Somehow starting our family changed this. The thing about starting a family is, you simultaneously start a family brand identity. What values you plan to instill, what allegiances and fandoms you plan to pass on (Yankees, Harry Potter over Twilight, Sheffield Wednesday, etc.), and especially what hobbies and activities you plan to do together. This crystallizes when you have a child because even when they are just days old you can’t wait to show them everything. And that inevitably shapes Who You’re Family Is in a way that just isn’t as clear when you’re a couple.

This is why we couldn’t wait to take H to PAX East this year. I have been to PAX Prime and PAX East once each before, and Adam’s been to Seattle at least one additional time without me. And again, I’ve always gone as the wife of a gamer, someone who doesn’t get the references but is up for anything. But this year, with H, I decided that I am a gamer. I’m just a gamer with a particular allegiance. But this is my community, too. And with that, I got so much more out of PAX this time. The panels I went to just backed up my sense of inclusion, and I realized that “gaming” is too small a word to describe this community. There is so much overlap between the world of PAX and that of LeakyCon, or crafting, or kid lit and YA lit. Even BlogHer. These are all just communities of tech-centered, non-mainstream creatives, and I fit right in with that.

Which is all just a very long way of saying that I loved PAX East this year. It was a much different experience for me this time around, and it was so great taking H.

The line for the geek crafting panel was enough to make me feel at home. The people in line were so wonderful, complimenting each other and displaying their handmade costumes, scarves, hats, etc. Again, overlap.

This girl was in the crafting panel, fittingly. She followed H and I out so we could cut a path through the crowd with H’s stroller. I don’t think peripheral vision was ideal in there.

She was very cute, and clearly very crafty.

I brought my own companion cube!

The crowds down on the show floor. We couldn’t take the stroller down there, so on the first day H and I just watched from one of the skybridges while Adam was in another panel.

H loved it!

On Sunday H and I went to the Geek Parenting panel, and she won this stuffed arcade game as a prize. She would not put it down the rest of the trip.

I think it was the Geek Parenting panel that really cemented my comfort in this community.
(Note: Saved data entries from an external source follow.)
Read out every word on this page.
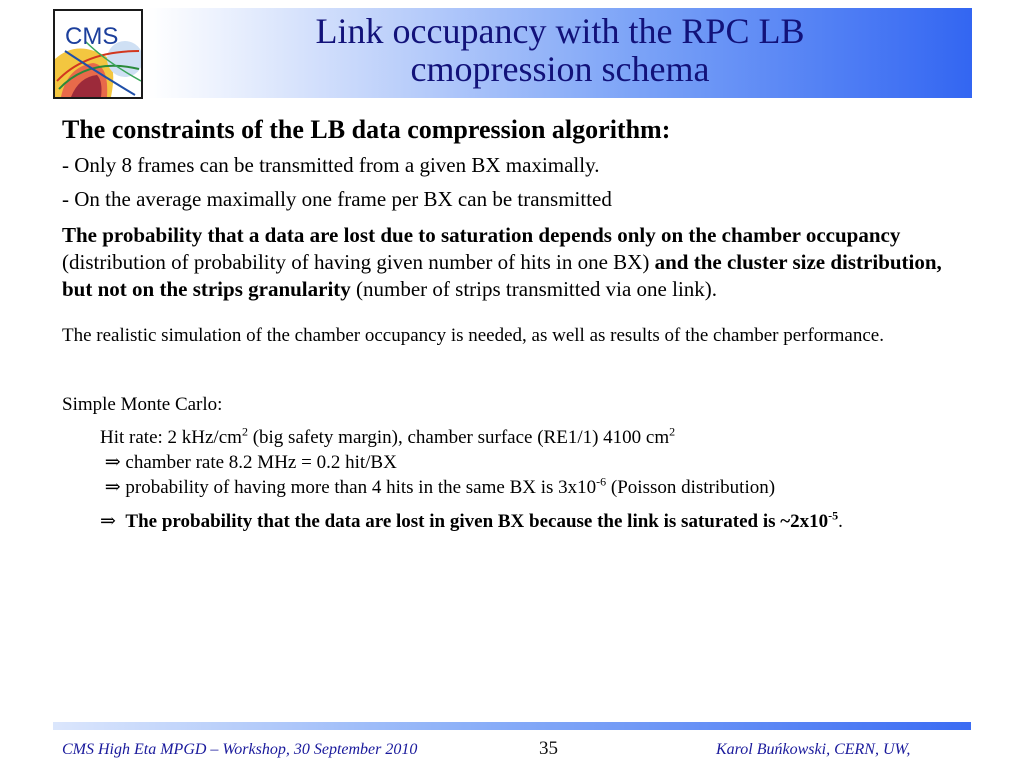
CMS	Link occupancy with the RPC LB
cmopression schema

The constraints of the LB data compression algorithm:

- Only 8 frames can be transmitted from a given BX maximally.

- On the average maximally one frame per BX can be transmitted

The probability that a data are lost due to saturation depends only on the chamber occupancy (distribution of probability of having given number of hits in one BX) and the cluster size distribution,
but not on the strips granularity (number of strips transmitted via one link).

The realistic simulation of the chamber occupancy is needed, as well as results of the chamber performance.

Simple Monte Carlo:

Hit rate: 2 kHz/$cm^2$ (big safety margin), chamber surface (RE1/1) 4100 $cm^2$
⇒ chamber rate 8.2 MHz = 0.2 hit/BX
⇒ probability of having more than 4 hits in the same BX is $3x10^{-6}$ (Poisson distribution)
⇒ The probability that the data are lost in given BX because the link is saturated is $\sim 2x10^{-5}$.
CMS High Eta MPGD – Workshop, 30 September 2010	35	Karol Buńkowski, CERN, UW,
It was hosted by editors and contributors from GeekDad and GeekMom, and topics ranged from when to introduce kids to Star Wars to addressing sexism in gaming when raising daughters. It was so right on, a room full of parents and soon-to-be-parents openly discussing the kind of stuff that would get me eye rolls among my day-to-day peers. But they were so much like Adam and me. Except for the guy who wanted his 9-year-old to get into horror movies with him; I’m 100% with your wife on that one, buddy.

I know this is going to sound so trite, but I really felt like this time PAX was really eye-opening and welcoming for me. I can’t wait to take H to her first Prime.